I got the app to start after adding -dontshrink to the ProGuard config file. Having -dontobfuscate at the beginning was not enough.
In fact, if I remove -dontobfuscate it also works.
I definitely need finer control for this but it's a starting point. My current ProGuard setup for Dagger is:
#############
# Dagger #
#############
-keep class dagger.** { *; }
-dontwarn dagger.internal.codegen.**
Dagger doesn't require #Inject to be on a class to be passed into graph.inject(myActivity) because some activities may not have any injections to make. However, these seem like upstream dependencies, which means that they need to be provided to ComponentInfo, and therefore need to be provisioned by Dagger. It cannot do this if it cannot create these classes, and it can't do so if these are not annotated, unless it provides them via a #Provides method.

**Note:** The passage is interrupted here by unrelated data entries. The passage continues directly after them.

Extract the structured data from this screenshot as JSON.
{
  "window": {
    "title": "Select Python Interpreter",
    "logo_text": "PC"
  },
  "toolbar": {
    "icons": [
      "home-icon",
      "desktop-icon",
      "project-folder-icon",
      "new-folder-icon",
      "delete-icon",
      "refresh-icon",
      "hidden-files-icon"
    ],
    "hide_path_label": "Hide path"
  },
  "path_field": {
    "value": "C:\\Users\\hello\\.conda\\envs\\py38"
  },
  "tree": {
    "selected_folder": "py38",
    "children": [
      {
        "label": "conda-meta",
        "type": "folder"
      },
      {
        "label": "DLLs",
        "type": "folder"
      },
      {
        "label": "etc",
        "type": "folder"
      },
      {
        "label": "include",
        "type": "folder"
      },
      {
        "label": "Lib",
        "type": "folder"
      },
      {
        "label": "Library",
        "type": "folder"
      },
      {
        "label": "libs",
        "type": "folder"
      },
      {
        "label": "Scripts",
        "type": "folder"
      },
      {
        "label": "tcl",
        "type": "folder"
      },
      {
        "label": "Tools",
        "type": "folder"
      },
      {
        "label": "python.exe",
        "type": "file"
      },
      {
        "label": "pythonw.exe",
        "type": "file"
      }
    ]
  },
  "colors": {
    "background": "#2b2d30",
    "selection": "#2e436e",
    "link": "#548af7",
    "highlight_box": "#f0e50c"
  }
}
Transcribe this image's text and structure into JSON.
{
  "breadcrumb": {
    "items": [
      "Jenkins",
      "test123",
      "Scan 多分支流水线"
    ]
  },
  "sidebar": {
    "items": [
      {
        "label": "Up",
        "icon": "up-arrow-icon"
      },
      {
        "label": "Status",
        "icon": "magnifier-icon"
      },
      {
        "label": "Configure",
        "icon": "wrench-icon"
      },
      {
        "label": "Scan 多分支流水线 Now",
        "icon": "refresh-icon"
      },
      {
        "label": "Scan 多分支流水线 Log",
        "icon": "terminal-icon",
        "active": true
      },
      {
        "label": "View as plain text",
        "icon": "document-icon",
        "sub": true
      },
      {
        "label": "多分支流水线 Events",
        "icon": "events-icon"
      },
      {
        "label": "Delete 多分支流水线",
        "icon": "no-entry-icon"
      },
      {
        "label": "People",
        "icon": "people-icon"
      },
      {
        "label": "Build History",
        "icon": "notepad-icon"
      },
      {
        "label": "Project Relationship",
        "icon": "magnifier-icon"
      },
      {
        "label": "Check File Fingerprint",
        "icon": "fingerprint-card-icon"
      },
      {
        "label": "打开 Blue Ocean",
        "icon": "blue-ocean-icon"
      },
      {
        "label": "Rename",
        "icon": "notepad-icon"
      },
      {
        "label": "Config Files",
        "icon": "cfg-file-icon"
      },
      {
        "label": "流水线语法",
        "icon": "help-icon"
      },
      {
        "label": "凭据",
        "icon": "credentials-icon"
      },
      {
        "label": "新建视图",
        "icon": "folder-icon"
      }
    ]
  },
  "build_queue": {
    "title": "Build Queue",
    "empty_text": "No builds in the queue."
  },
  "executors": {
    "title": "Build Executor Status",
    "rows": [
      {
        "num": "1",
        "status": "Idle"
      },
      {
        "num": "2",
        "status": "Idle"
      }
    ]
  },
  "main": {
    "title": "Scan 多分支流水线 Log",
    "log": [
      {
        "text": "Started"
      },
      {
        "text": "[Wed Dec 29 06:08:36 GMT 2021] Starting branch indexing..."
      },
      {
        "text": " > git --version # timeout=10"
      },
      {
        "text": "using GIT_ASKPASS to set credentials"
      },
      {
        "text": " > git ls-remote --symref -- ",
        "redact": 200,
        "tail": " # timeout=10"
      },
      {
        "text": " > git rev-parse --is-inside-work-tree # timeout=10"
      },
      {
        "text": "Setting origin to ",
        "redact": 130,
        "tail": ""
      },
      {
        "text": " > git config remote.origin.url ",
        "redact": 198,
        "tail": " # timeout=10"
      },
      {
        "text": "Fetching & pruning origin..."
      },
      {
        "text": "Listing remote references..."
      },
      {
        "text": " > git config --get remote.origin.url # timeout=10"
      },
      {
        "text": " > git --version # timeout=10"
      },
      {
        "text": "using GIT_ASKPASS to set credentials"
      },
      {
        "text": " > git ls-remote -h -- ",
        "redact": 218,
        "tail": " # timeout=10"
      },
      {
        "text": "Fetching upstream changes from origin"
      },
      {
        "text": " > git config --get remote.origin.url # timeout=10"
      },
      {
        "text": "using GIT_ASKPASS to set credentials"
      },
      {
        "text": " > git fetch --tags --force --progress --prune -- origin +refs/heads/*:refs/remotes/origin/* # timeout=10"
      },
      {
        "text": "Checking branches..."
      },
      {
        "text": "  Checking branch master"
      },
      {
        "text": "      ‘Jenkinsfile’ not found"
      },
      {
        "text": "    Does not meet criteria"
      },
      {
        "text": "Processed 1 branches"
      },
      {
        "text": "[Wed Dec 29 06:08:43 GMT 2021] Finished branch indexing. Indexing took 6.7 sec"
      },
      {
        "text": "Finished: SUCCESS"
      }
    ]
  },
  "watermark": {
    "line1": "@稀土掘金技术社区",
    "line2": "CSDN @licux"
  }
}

So, you either need to create an #Module-annotated class which returns these types from #Provides-annotated methods, or you need to add #Inject to their constructor.
-keep class * extends dagger.internal.Binding
That said, in this case, are you using proguard in "release" mode? And not proguarding in debug mode? If so, I suspect Proguard to be stripping away annotations. You'll need to do some variant of:
-keep class javax.inject.** { *; }
... to ensure that Proguard doesn't remove the annotations.
I ended up burning a week+ trying to get this to work. In the end I failed and decided to give DexGuard a shot. It worked beautifully right out of the box. Yes its a commercial product but DexGuard has great support and because of such we were able to finally ship. Id definitely recommend DexGuard if you absolutely need to solve this issue.